Streicht eure Jours fixes aus dem Kalender!

Meetingkultur

Meetings sind viel zu oft reine Zeitfresser. Weil sie nicht gut vorbereitet sind oder weil sie ohne klares Ziel einfach nur ein To-do in unserem Kalender sind, das wir abarbeiten wollen. Besonders gefährdet, zu genau dieser Art Meeting zu werden, sind Jours fixes. Wiederkehrende Termine, die am immer gleichen Wochentag zur immer gleichen Stunde auf uns warten. Der blanke Horror für all diejenigen, die am sogenannten Neuen Arbeiten Flexibilität am meisten schätzen und fixe Termine gar als eine Art digitale Leine empfinden. Was also tun? Ganz einfach: Schmeißt eure Jours fixes aus dem Kalender – am besten heute noch!

Keine Meetings, weniger Probleme

In den vergangenen zwei Jahrzehnten ist der Anteil von Formen der Zusammenarbeit um 50 Prozent angestiegen, wie ein Autorenkollektiv bereits 2016 in der Harvard Business Review dargestellt hat. Dabei meint Zusammenarbeit das Zusammensein mit anderen, um ein gemeinsames Ziel zu verfolgen, das auf den Unternehmenserfolg einzahlen soll. Der vermehrte Austausch erscheint unter anderem deswegen notwendig, weil die Intensität und Komplexität unserer Arbeit insgesamt ansteigen.

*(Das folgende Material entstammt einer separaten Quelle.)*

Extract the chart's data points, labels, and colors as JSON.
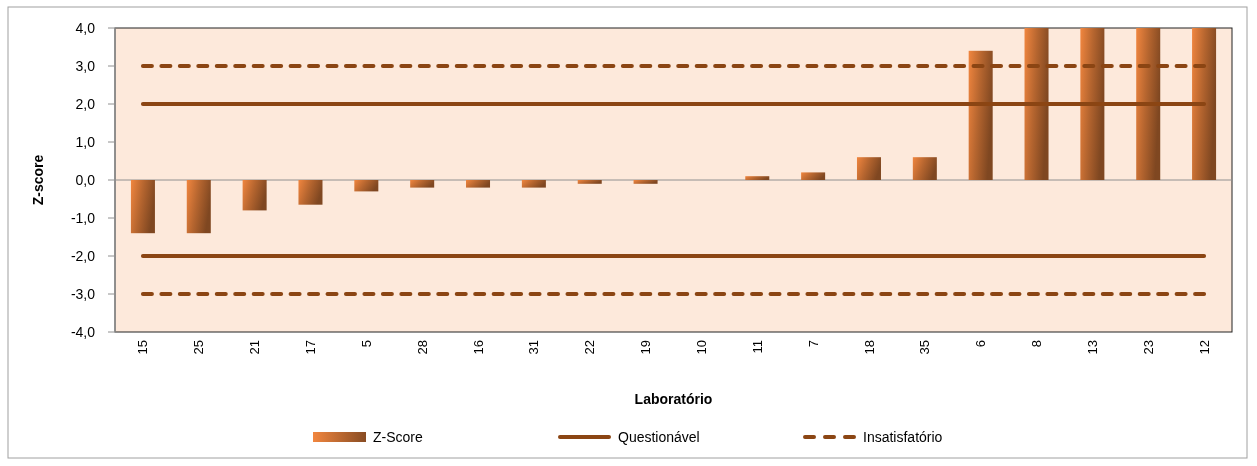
{
  "chart_data": {
    "type": "bar",
    "xlabel": "Laboratório",
    "ylabel": "Z-score",
    "categories": [
      "15",
      "25",
      "21",
      "17",
      "5",
      "28",
      "16",
      "31",
      "22",
      "19",
      "10",
      "11",
      "7",
      "18",
      "35",
      "6",
      "8",
      "13",
      "23",
      "12"
    ],
    "series": [
      {
        "name": "Z-Score",
        "color": "#b5652f",
        "values": [
          -1.4,
          -1.4,
          -0.8,
          -0.65,
          -0.3,
          -0.2,
          -0.2,
          -0.2,
          -0.1,
          -0.1,
          0,
          0.1,
          0.2,
          0.6,
          0.6,
          3.4,
          4,
          4,
          4,
          4
        ]
      },
      {
        "name": "Questionável",
        "type": "line",
        "color": "#8b4513",
        "line_style": "solid",
        "values": [
          2,
          2,
          2,
          2,
          2,
          2,
          2,
          2,
          2,
          2,
          2,
          2,
          2,
          2,
          2,
          2,
          2,
          2,
          2,
          2
        ]
      },
      {
        "type": "line",
        "color": "#8b4513",
        "line_style": "solid",
        "values": [
          -2,
          -2,
          -2,
          -2,
          -2,
          -2,
          -2,
          -2,
          -2,
          -2,
          -2,
          -2,
          -2,
          -2,
          -2,
          -2,
          -2,
          -2,
          -2,
          -2
        ]
      },
      {
        "name": "Insatisfatório",
        "type": "line",
        "color": "#8b4513",
        "line_style": "dashed",
        "values": [
          3,
          3,
          3,
          3,
          3,
          3,
          3,
          3,
          3,
          3,
          3,
          3,
          3,
          3,
          3,
          3,
          3,
          3,
          3,
          3
        ]
      },
      {
        "type": "line",
        "color": "#8b4513",
        "line_style": "dashed",
        "values": [
          -3,
          -3,
          -3,
          -3,
          -3,
          -3,
          -3,
          -3,
          -3,
          -3,
          -3,
          -3,
          -3,
          -3,
          -3,
          -3,
          -3,
          -3,
          -3,
          -3
        ]
      }
    ],
    "ylim": [
      -4,
      4
    ],
    "yticks": [
      {
        "value": -4,
        "label": "-4,0"
      },
      {
        "value": -3,
        "label": "-3,0"
      },
      {
        "value": -2,
        "label": "-2,0"
      },
      {
        "value": -1,
        "label": "-1,0"
      },
      {
        "value": 0,
        "label": "0,0"
      },
      {
        "value": 1,
        "label": "1,0"
      },
      {
        "value": 2,
        "label": "2,0"
      },
      {
        "value": 3,
        "label": "3,0"
      },
      {
        "value": 4,
        "label": "4,0"
      }
    ],
    "legend": "bottom"
  }
}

Das bedeutet aber noch lange nicht, dass wir dadurch effizienter geworden sind. Klar, durch den parallelen Siegeszug digitaler Tools, mit deren Hilfe wir die Kollaboration auch unabhängig von der Präsenz an einem Ort – meist einem zentralen Büro – gestalten können, haben wir zumindest das Gefühl, dass wir mit Meetings etwas schaffen. Aber dieses Gefühl trügt uns allzu oft. Das dürfte unbestreitbar sein, gerade mit Blick auf die vergangenen zwei bis drei Jahre.

Seit dem Beginn der Coronapandemie und der noch stärkeren Verlagerung von Meetings ins Digitale hat sich die in Online-Räumen verbrachte Zeit um den Faktor 2,5 erhöht. Das hat Microsoft in seinem 2021 veröffentlichten Work Trend Index ausgemacht. Wer sich einmal die Mühe macht und den eigenen Arbeitsalltag reflektiert, merkt schnell, dass die unzähligen Videokonferenzen im Laufe eines Tages vor allem eines sind: nervenaufreibende Zeitverschwendung.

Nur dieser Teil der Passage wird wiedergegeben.